Thursday, October 2, 2008

A Government Failure. Nothing Else.

Professor Steven Horwitz's "An Open Letter to My Friends on the Left" is a must read. An excerpt:

Consider instead that the problems of this mess were caused by the very kinds of government regulation that you now propose. Consider instead that effects of the profit motive that you decry depend upon the incentives that institutions, regulations, and policies create, which in this case led profit-seekers to do great damage. Consider instead that the regulations that may have been the cause were supported by, as they have often been throughout US history, the very firms being regulated, mostly because they worked to said firms' benefit, even as they screwed the rest of us. Consider all of this as you ask for more of the same in the name of fixing the problem. And finally, consider why you would ever imagine that those with wealth and power wouldn't rig a new regulatory process in their favor.

Long story short, what we are seeing in the credit markets is a government failure, not a market failure. The same people who want us to embrace "government as coolness", who, not uncoincidentally, are naive in their opinion that a belief in free markets comes from some knee-jerk response to government, seem to think that this problem was caused by deregulation. Maybe Horwitz's piece will at least sway liberal bloggers, who may ultimately disagree on the cure to this issue, to back off on their position on the cause because it is, I believe, incorrect. Also, a change of heart, not that I expect it, would go a long way to strengthening the possibility of the sort of left-libertarian alliance Mark tends to favor.

For more on how those subject to regulations end of being able to rig the game in their favor, I strongly recommend this post by Mark or this post over at the Amateur Economist (the Baptist and Bootleggers Dilemma).

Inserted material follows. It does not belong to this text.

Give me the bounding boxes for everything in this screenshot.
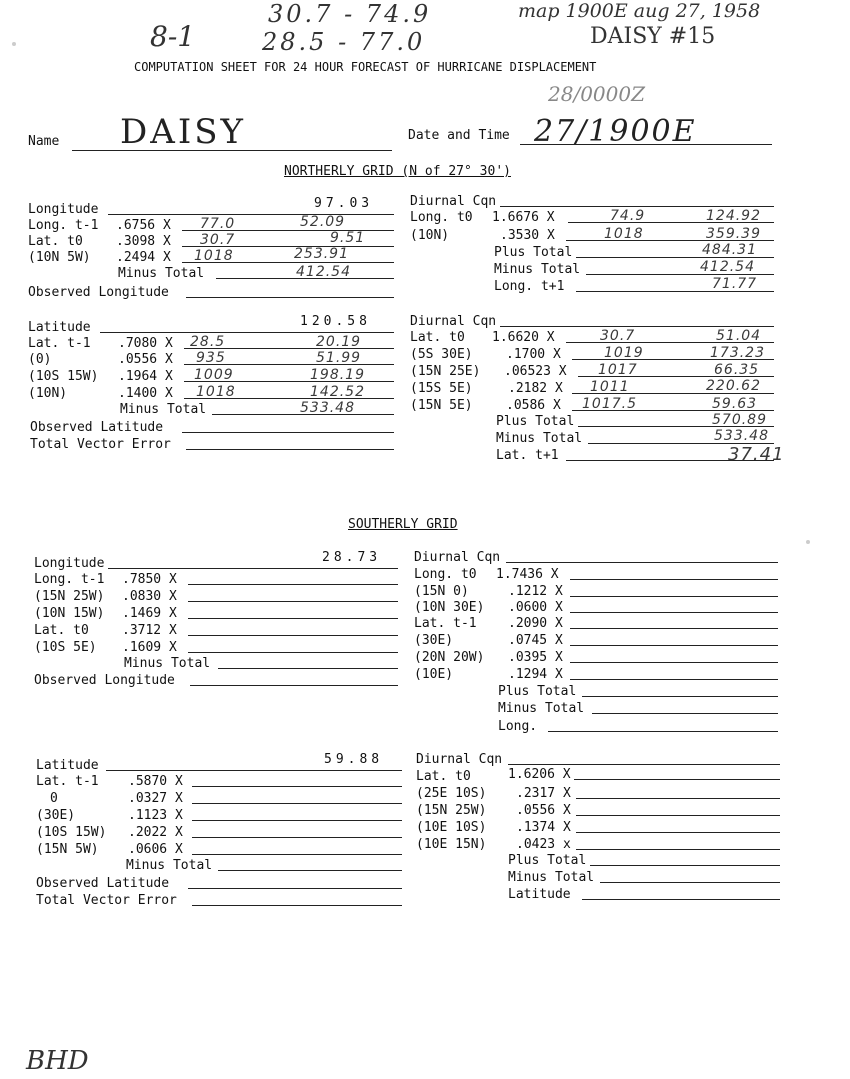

Note: It doesn't necessarily mean that we oppose regulation (most libertarians support certain forms of regulation), but rent seekers make us very skeptical towards regulation, as it should be determined whether such regulations serve a valid public purpose (health, safety, welfare, etc.) or seek to prop up some favored interest group at the expense of others (i.e. labor unions). Most of us would support the former and deplore the latter. It's hardly a reflexive knee-jerk reaction to regulation.